For the first time I started to recognise when I was masking. I had assumed that the way I interacted with the world was how everybody else interacted with the world. Apparently not. The more I learnt about myself and the ways in which I was different to most people, the more I was able to understand and accept those differences. I could learn to work around them, work with them, rather than blindly pushing against them because I didn't know they were there. I started to ask my friends and family for clarification when before I would have pretended to understand. I allowed myself to feel happy or excited or scared of things that before I would have dismissed as "silly". When I felt emotions bubble up inside me and threaten to explode out, I began to allow them to surface rather than freaking out and squashing them back down because they felt too big.
All of these things were, unsurprisingly, great for my mental health. Even though masking is still a big part of my life, I am much more aware of when I do it and the toll it takes on me. However, having spent 26 years of my life being undiagnosed, the mask can be pretty difficult to shift. Not only that, but it becomes inextricably linked with your persona. Who am I when I'm not masking around other people? How would I act? Would I even tolerate some of the situations I find myself in?
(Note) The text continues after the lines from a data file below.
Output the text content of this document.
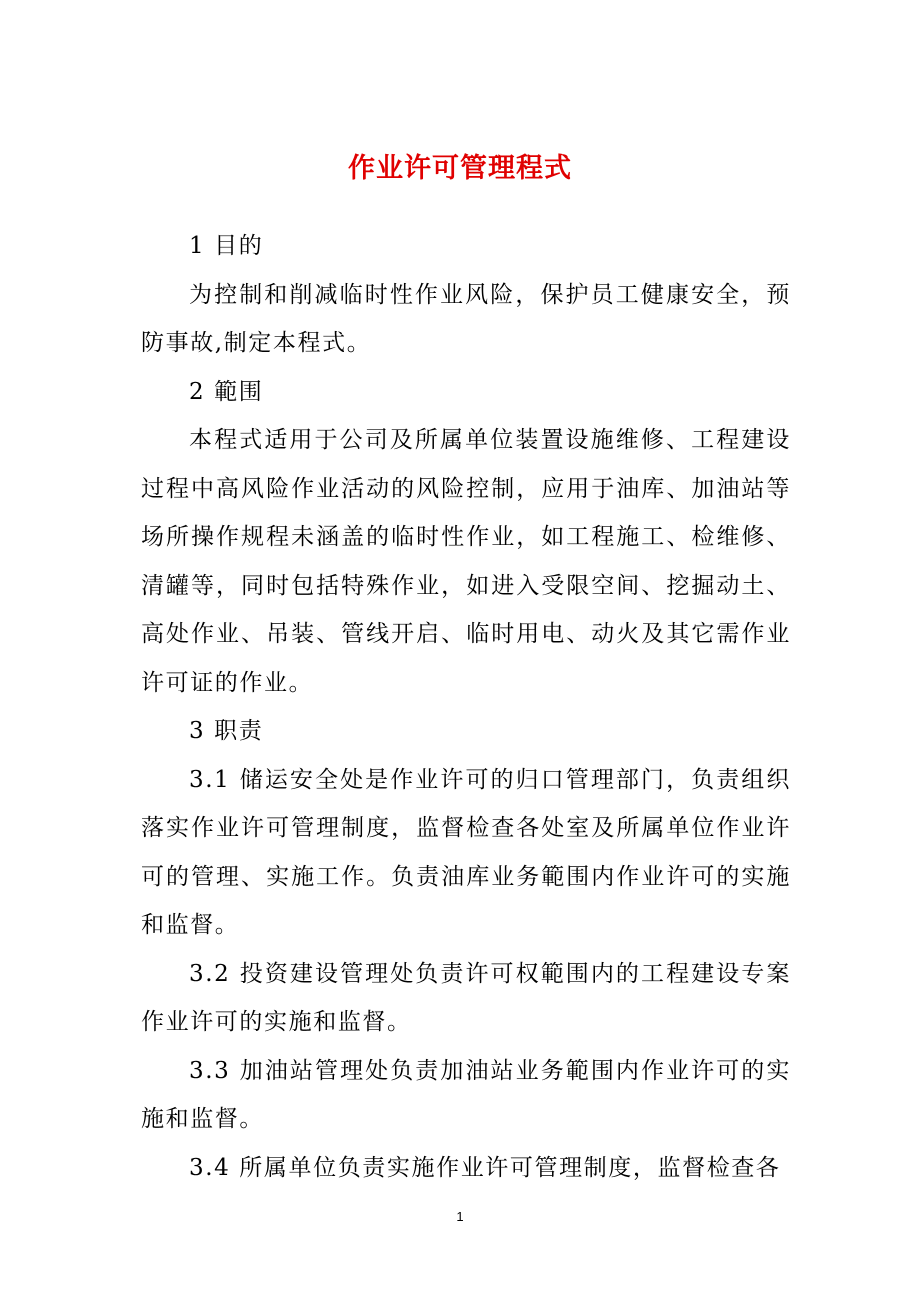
作业许可管理程式

1 目的

为控制和削减临时性作业风险，保护员工健康安全，预防事故,制定本程式。

2 範围

本程式适用于公司及所属单位装置设施维修、工程建设过程中高风险作业活动的风险控制，应用于油库、加油站等场所操作规程未涵盖的临时性作业，如工程施工、检维修、清罐等，同时包括特殊作业，如进入受限空间、挖掘动土、高处作业、吊装、管线开启、临时用电、动火及其它需作业许可证的作业。

3 职责

3.1 储运安全处是作业许可的归口管理部门，负责组织落实作业许可管理制度，监督检查各处室及所属单位作业许可的管理、实施工作。负责油库业务範围内作业许可的实施和监督。

3.2 投资建设管理处负责许可权範围内的工程建设专案作业许可的实施和监督。

3.3 加油站管理处负责加油站业务範围内作业许可的实施和监督。

3.4 所属单位负责实施作业许可管理制度，监督检查各

1
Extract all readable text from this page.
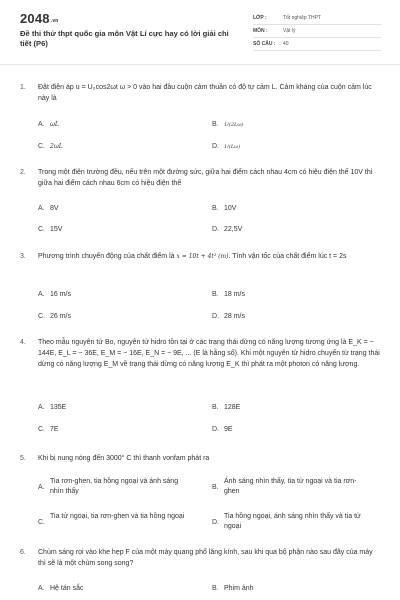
2048.vn
Đề thi thử thpt quốc gia môn Vật Lí cực hay có lời giải chi tiết (P6)
LỚP :	Tốt nghiệp THPT
MÔN :	Vật lý
SỐ CÂU :	40
1.	Đặt điện áp u = U₀cos2ωt ω > 0 vào hai đầu cuộn cảm thuần có độ tự cảm L. Cảm kháng của cuộn cảm lúc này là
A. ωL	B. 1/(2Lω)
C. 2ωL	D. 1/(Lω)
2.	Trong một điện trường đều, nếu trên một đường sức, giữa hai điểm cách nhau 4cm có hiệu điện thế 10V thì giữa hai điểm cách nhau 6cm có hiệu điện thế
A. 8V	B. 10V
C. 15V	D. 22,5V
3.	Phương trình chuyển động của chất điểm là x = 10t + 4t² (m). Tính vận tốc của chất điểm lúc t = 2s
A. 16 m/s	B. 18 m/s
C. 26 m/s	D. 28 m/s
4.	Theo mẫu nguyên tử Bo, nguyên tử hidro tồn tại ở các trạng thái dừng có năng lượng tương ứng là E_K = − 144E, E_L = − 36E, E_M = − 16E, E_N = − 9E, ... (E là hằng số). Khi một nguyên tử hidro chuyển từ trạng thái dừng có năng lượng E_M về trạng thái dừng có năng lượng E_K thì phát ra một photon có năng lượng.
A. 135E	B. 128E
C. 7E	D. 9E
5.	Khi bị nung nóng đến 3000° C thì thanh vonfam phát ra
A.
Tia rơn-ghen, tia hồng ngoại và ánh sáng nhìn thấy
B.
Ánh sáng nhìn thấy, tia tử ngoại và tia rơn-ghen
C.
Tia tử ngoại, tia rơn-ghen và tia hồng ngoại
D.
Tia hồng ngoại, ánh sáng nhìn thấy và tia tử ngoại
6.	Chùm sáng rọi vào khe hẹp F của một máy quang phổ lăng kính, sau khi qua bộ phận nào sau đây của máy thì sẽ là một chùm song song?
A. Hệ tán sắc	B. Phim ảnh
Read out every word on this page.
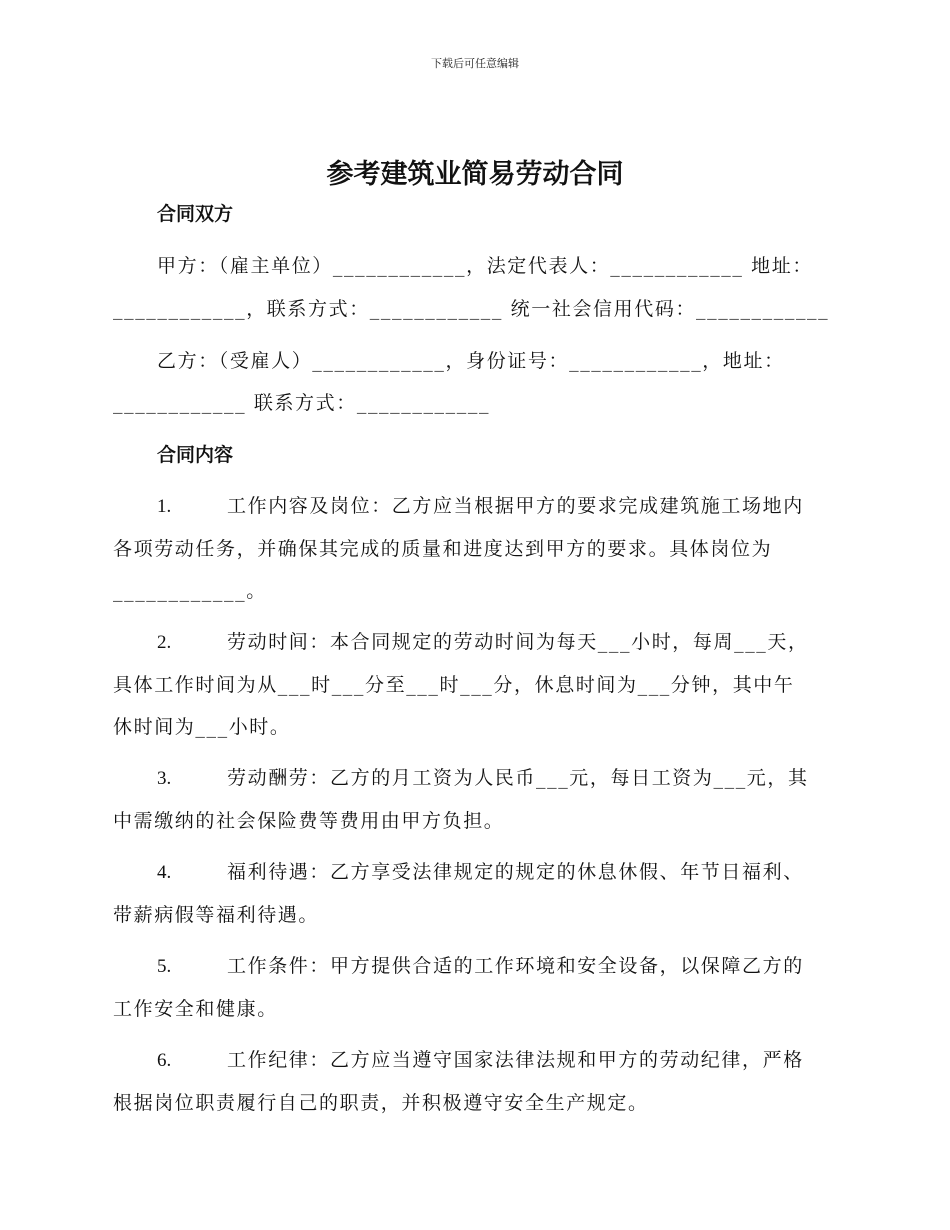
下载后可任意编辑
参考建筑业简易劳动合同
合同双方
甲方：（雇主单位）____________，法定代表人：____________ 地址：
____________，联系方式：____________ 统一社会信用代码：____________
乙方：（受雇人）____________，身份证号：____________，地址：
____________ 联系方式：____________
合同内容
1.	工作内容及岗位：乙方应当根据甲方的要求完成建筑施工场地内
各项劳动任务，并确保其完成的质量和进度达到甲方的要求。具体岗位为
____________。
2.	劳动时间：本合同规定的劳动时间为每天___小时，每周___天，
具体工作时间为从___时___分至___时___分，休息时间为___分钟，其中午
休时间为___小时。
3.	劳动酬劳：乙方的月工资为人民币___元，每日工资为___元，其
中需缴纳的社会保险费等费用由甲方负担。
4.	福利待遇：乙方享受法律规定的规定的休息休假、年节日福利、
带薪病假等福利待遇。
5.	工作条件：甲方提供合适的工作环境和安全设备，以保障乙方的
工作安全和健康。
6.	工作纪律：乙方应当遵守国家法律法规和甲方的劳动纪律，严格
根据岗位职责履行自己的职责，并积极遵守安全生产规定。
Learning how to unmask and be more true to yourself can be a scary prospect, but apart from that, it can seem impossible to do in the first place.
I am also coming at this from a privileged position: I am white and middle-class and, aside from the fears I have as a woman, don't live my life in fear of persecution for other 'differences', such as being black, for example. The reactions of the public to exhibiting autistic behaviours, such as stimming (see last week's post), is likely to be different for someone with black skin compared to someone with white skin. While I am not in a position to talk about anyone else's experience, it is important to note that if I do try to mask less around others, I am already at an advantage merely because of my light skin. I have fewer repercussions to fear.
While for clarity's sake it can sometimes be helpful to talk of 'mental health' and 'physical health' as separate ideas, they are inextricably linked. The health of your body affects your mental health and the health of your mind affects your physical health. Last week, after suffering from increasingly debilitating fatigue over the past 10 years, I have been diagnosed with M.E. (Myalgic Encephalomyelitis), also known as Chronic Fatigue Syndrome and under various other guises. I look forward to writing a separate post about this once #TakeTheMaskOff is over, but for now, suffice to say that masking has likely contributed to my development of this illness. It is not only 'mental health' that can be impacted by masking, but 'health' in general.
Speaking of which, I am going to stop there. I am particularly tired at the moment and am trying more than ever not to push myself, given my new diagnosis. It feels unnatural (and, honestly, horrible) for me to leave a blog post before I am ready to finish and without having edited it. However, I'm giving myself a break in a bid to look after my, physical and mental, health.